I can’t really leave for any length of time or start anything that can’t be left. I do some chores, empty the dishwasher. He wants the bathroom. I keep checking to see if he’s done. I get his pills ready, his coffee ready.
Finally I can help him clean up and get dressed. And the day for us starts.
I know I should do my back exercises but I don’t have the energy to make myself get down on the floor. I do a little painting, but have to stop to help him wipe his hands after he finishes breakfast. My painting is awful. Where’s my coffee? Where are my glasses? Did I take my pills? Where’s my phone?
Then he needs nothing for hours, so what do I do with myself? I didn’t know I’d have this time.
Then I have something I need to do and I can’t find the time.
Okay, I’m sick of complaining. How much worse it all is for him. And he never complains.
I’m going to work on gratitude. Ten things:
- I’m grateful that the mornings are almost always sunny.
- I’m grateful that I get to have mini-visits with neighbors who are out when I walk the dog and they are all very caring and give me hugs.
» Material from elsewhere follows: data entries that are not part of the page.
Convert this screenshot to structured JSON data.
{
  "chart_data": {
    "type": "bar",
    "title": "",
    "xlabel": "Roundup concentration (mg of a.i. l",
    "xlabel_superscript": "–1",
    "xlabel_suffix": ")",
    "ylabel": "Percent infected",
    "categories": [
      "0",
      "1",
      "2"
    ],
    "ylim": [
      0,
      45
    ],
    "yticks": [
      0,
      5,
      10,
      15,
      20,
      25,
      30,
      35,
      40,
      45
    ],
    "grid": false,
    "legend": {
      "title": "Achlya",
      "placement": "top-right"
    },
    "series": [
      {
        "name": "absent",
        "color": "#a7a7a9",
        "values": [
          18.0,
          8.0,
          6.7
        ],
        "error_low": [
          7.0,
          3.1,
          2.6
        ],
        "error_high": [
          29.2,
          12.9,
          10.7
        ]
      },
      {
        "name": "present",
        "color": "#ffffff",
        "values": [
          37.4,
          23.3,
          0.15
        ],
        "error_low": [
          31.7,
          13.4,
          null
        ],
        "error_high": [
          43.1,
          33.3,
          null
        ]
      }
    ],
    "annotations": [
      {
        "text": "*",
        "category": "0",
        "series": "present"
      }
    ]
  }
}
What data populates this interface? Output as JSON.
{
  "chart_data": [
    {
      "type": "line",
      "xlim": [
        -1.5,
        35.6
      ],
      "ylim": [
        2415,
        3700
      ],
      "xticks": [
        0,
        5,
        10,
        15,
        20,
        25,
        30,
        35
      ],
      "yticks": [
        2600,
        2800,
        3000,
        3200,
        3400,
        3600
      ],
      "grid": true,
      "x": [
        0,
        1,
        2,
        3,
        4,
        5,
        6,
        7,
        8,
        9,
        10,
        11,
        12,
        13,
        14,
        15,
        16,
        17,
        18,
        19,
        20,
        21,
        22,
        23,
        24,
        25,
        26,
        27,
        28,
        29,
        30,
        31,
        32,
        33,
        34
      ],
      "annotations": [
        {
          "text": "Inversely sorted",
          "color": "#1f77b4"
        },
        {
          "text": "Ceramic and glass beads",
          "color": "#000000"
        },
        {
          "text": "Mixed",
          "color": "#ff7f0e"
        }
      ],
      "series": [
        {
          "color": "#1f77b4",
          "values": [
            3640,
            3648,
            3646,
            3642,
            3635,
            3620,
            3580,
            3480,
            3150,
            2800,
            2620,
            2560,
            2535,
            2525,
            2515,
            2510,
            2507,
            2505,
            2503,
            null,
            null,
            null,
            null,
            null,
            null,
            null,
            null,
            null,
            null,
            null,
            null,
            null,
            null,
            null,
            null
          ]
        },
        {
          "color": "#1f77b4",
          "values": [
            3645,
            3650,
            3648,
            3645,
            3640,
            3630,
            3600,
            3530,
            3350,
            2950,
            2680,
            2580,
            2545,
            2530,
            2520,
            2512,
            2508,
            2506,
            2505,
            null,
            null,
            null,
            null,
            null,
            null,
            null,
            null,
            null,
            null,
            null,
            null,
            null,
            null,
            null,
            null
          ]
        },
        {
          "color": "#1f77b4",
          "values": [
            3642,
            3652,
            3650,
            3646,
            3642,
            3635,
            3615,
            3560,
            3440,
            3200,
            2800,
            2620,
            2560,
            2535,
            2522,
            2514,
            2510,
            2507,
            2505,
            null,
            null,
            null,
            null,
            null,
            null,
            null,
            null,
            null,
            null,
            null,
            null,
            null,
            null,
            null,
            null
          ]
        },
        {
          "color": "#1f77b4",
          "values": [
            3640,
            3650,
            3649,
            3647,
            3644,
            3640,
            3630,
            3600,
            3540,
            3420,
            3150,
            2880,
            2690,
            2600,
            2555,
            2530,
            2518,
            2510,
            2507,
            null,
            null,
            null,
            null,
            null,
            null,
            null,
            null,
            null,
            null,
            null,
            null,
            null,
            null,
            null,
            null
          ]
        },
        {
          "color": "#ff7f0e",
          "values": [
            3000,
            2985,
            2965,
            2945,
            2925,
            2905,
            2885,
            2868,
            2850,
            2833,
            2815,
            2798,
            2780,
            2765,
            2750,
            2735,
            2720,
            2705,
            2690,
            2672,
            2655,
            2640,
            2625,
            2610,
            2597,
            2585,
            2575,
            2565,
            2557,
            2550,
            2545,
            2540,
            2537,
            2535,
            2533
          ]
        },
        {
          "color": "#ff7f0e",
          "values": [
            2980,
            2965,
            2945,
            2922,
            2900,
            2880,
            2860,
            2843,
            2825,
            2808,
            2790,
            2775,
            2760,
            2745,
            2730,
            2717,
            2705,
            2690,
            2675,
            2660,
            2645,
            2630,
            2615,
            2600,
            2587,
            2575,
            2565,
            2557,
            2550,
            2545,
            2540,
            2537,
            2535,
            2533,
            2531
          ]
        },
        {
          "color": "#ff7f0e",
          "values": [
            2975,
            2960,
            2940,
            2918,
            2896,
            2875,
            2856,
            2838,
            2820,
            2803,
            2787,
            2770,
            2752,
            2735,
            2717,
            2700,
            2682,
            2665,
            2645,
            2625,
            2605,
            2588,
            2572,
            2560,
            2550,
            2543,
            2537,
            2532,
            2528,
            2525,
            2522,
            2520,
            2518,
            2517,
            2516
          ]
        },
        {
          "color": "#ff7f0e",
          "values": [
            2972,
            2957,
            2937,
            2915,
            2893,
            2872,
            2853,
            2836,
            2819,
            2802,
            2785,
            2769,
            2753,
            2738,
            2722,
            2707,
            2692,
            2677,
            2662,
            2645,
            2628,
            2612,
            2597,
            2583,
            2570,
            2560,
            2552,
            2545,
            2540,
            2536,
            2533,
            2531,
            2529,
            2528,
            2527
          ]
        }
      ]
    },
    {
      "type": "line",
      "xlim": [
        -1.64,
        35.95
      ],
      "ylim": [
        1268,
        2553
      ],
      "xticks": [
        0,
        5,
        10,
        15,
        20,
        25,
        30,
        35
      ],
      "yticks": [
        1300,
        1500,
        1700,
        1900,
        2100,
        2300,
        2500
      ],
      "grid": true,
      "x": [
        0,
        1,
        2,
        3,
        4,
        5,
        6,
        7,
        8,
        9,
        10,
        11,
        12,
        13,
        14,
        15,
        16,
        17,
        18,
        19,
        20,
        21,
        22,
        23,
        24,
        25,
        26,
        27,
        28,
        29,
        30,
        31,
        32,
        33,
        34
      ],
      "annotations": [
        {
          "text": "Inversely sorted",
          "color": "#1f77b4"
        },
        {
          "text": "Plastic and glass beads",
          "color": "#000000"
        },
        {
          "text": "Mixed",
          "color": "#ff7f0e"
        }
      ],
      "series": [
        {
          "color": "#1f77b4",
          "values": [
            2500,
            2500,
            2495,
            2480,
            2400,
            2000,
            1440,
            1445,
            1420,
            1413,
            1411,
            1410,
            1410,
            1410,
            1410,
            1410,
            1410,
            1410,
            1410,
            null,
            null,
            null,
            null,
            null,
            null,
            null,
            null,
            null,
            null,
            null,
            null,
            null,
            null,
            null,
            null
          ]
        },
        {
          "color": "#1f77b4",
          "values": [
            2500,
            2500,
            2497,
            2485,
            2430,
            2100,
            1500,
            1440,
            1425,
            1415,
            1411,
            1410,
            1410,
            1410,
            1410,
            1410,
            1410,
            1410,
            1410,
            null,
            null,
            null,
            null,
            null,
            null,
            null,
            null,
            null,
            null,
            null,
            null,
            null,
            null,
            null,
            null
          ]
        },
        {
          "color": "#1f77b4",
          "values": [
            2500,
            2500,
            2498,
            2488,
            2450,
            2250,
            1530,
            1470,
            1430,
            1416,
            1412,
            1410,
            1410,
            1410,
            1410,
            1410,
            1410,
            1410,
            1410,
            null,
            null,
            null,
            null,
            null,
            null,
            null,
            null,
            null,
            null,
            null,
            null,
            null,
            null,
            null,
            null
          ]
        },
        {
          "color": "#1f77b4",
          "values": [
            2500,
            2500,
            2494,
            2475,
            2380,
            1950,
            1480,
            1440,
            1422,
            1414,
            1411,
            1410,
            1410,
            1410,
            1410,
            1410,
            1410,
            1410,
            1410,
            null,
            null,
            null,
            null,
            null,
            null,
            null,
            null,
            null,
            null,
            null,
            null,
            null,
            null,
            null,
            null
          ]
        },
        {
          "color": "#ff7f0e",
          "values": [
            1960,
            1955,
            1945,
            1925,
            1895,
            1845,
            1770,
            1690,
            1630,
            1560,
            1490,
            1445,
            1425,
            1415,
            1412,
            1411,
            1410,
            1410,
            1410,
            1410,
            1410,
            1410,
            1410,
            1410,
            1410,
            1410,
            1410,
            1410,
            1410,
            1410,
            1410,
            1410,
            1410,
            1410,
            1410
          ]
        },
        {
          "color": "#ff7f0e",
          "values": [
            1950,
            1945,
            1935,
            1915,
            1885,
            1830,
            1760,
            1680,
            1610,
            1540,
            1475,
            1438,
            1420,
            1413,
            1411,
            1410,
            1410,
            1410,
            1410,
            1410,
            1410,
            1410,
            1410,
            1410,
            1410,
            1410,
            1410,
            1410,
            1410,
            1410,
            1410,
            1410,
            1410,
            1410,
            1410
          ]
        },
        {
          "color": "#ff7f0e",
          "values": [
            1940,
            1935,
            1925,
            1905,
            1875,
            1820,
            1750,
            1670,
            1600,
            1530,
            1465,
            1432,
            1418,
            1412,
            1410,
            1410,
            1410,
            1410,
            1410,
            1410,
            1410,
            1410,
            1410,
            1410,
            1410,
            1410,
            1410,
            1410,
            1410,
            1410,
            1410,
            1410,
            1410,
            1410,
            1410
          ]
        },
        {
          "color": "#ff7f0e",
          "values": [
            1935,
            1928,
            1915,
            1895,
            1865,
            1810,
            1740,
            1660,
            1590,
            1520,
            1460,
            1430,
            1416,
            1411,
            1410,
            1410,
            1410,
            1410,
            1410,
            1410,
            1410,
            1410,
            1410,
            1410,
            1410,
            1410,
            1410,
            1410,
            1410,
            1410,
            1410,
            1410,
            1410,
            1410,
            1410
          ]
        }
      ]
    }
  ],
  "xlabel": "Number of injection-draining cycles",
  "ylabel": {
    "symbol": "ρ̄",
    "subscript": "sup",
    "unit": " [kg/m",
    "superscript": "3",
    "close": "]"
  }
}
- I’m grateful we have the dog so I have to get out of the house for at least two walks a day and two other quick outings.
- I’m grateful we live in a beautiful neighborhood with wonderful people who are making dinners for us every other night.
- I’m grateful we have three fabulous kids who love us and check in regularly, caring family, along with many many friends.
- I’m grateful we don’t even notice the heat because we have air-conditioning that works well since we replaced it two months ago.
- I’m grateful my brother-in-law has been here to help for a month (he leaves on Wednesday.)
- I’m grateful I am healthy.
- I’m grateful that except for his Multiple System Atrophy, Larry doesn’t have any other health problems or any dementia.
- I’m grateful I have a book to read next to my bed that I haven’t read before.